King Mita, dreading their approach, killed himself, the legend says, by drinking bull's blood. Sinope was next assailed. In a little time the territories conquered marched with the territories of the Assyrian king, who had advanced his frontiers to the Halys. On the banks of the Halys was fought the great battle which turned back the tide of Cimmerian invasion from the borders of Assyria. In this contest against the "Gimirrai," as the Assyrians called them. King Esarhaddon won a complete victory and secured the safety of his dominions from the barbarian onset in 679 BC. The invaders, repulsed from the east, then turned on Lydia. Gyges in terror implored the aid of the Assyrians. The aid was promised on condition that Gyges would do homage to the Assyrian monarch and acknowledge his suzerainty. The Cimmerians and Thracians were repulsed, the Assyrians having abstained from lending any other aid than their prayers, so Gyges repudiated the suzerainty in 660 B.C. He was then abandoned to his fate by his former allies. Psammetichus of Egypt, to whom he had sent help to throw off the yoke of Assyria.
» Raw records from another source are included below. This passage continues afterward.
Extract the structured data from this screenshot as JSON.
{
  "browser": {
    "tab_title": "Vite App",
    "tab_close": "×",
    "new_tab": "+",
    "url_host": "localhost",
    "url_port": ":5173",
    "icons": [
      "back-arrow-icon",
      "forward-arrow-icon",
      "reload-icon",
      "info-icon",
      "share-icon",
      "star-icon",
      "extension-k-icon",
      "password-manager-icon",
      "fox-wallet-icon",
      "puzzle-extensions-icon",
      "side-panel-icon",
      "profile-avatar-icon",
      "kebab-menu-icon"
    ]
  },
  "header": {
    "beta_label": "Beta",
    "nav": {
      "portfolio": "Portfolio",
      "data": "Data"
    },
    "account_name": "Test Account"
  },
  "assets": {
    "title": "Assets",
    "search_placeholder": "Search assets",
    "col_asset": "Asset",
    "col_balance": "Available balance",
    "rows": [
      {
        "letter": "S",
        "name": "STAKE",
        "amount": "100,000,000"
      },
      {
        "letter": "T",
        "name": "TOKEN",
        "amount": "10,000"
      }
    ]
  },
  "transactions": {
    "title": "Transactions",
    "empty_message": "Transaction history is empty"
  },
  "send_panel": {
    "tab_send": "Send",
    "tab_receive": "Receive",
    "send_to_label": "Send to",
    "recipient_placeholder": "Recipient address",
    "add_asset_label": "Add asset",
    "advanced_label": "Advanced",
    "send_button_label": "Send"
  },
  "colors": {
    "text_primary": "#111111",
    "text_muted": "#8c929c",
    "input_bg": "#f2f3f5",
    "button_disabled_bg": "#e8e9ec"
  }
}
The Cimmerians soon burst upon his kingdom. This time the barbarians met with little opposition. Gyges fell in battle. His capital, Sardis, surrendered. The hordes of invaders were let loose upon the Greek settlements. Ionia was overrun, Magnesia was destroyed, and the temple of Artemis at Ephesus was burnt, while towns on all sides were given up to plunder and devastation. "It was a raid and not a subjugation of the towns," says Herodotus, and his words are true in so far as they apply to the conduct of the invaders after the conquest of Lydia; but the Lydian war itself was in no way a raid, but a regular struggle between organised powers. Besides, the occupation of the northern and eastern territories of Lydia was permanent. King followed king, no doubt, on the Lydian throne. To Gyges succeeded his son Ardys; to him in turn his son Sadyattes.
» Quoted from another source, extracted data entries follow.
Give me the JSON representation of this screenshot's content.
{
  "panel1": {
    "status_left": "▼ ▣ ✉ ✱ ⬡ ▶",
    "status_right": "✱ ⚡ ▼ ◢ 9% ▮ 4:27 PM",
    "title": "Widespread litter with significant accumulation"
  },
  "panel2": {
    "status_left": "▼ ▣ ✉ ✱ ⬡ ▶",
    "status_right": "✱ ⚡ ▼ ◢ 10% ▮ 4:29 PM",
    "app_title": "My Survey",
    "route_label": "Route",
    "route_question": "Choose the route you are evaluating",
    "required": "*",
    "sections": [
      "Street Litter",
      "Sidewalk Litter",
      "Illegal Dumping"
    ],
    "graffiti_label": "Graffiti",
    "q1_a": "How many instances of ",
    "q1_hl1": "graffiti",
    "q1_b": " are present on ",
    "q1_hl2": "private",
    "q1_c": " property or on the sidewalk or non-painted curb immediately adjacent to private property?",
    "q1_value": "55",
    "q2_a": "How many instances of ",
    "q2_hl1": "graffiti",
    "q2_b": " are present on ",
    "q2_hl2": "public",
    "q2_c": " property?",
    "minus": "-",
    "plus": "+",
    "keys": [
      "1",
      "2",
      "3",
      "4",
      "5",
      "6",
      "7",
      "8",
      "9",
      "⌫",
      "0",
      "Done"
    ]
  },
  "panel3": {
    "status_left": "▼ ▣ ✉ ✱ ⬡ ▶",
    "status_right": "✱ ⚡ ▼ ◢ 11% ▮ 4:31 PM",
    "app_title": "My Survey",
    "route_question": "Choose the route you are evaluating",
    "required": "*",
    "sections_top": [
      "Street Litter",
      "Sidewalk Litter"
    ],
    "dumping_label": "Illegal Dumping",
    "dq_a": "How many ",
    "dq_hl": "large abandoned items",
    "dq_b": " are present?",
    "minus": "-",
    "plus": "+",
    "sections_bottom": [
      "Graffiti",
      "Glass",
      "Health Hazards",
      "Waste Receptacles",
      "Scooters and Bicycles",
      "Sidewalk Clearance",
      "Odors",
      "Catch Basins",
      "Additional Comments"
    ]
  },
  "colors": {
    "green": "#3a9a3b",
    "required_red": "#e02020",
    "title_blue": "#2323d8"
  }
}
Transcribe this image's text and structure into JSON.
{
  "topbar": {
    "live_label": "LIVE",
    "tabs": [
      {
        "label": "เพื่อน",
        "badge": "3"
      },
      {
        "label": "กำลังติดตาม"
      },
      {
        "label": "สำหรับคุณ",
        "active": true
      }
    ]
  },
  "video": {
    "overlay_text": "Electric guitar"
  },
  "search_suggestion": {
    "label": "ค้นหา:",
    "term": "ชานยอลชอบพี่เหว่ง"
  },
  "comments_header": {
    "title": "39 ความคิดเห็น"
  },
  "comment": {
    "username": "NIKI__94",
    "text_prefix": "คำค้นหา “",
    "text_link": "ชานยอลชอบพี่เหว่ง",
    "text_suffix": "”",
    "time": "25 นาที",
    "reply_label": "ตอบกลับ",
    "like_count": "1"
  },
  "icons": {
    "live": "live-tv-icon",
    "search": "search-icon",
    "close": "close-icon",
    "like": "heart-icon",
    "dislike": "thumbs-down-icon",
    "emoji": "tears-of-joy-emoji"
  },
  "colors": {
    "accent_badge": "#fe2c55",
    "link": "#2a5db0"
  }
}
But the Cimmerians held firm hold of their conquests through these two reigns. It was only during the reign of Alyattes, the successor of Sadyattes, that Lydia finally expelled the Cimmerians. Alyattes freed Lydia and all Asia Minor from the bondage which the barbarians had imposed. Whether the Cimmerians wandered back to their old homes or sank into servitude in Lydia or were allowed to blend with the inhabitants no one can now say. But with the liberation of Lydia by Alyattes their career as a conquering nation closed, and as such history knows them no more.
After the reign of Sargon II, the Khumri are no longer mentioned in the Assyrian records. That the Cimmerians were in the Black Sea area before the Scythians is an historic fact.They were the vanguard of the thrust to the west. The greater part of the Cimmerians moved up the Danube.
For students of the Lost Tribes of Israel, the inscription has provided an invaluable missing link. George Rawlinson, connected the Saka/Gimiri of the Behistun Inscription with deported Israelites: "³We have reasonable grounds for regarding the Gimirri, or Cimmerians, who first appeared on the confines of Assyria and Media in the seventh century B.C., and the Sacae of the Behistun Rock, nearly two centuries later, as identical with the Beth-Khumree of Samaria, or the Ten Tribes of the House of Israel." [George Rawlinson, note in his translation of History of Herodotus, Book VII, p. 378]. While British-Israelism identifies some of the Lost Tribes with the Cimmerians, and the Cimmerians with the Celts, they also trace the rest of the House of Israel, through the Scythian line, to the Germanic Anglo-Saxon tribes. The Scythians pushed the Cimmerians north and west, across the plains of Europe, where it is said the Cimmerians become known as the Celts.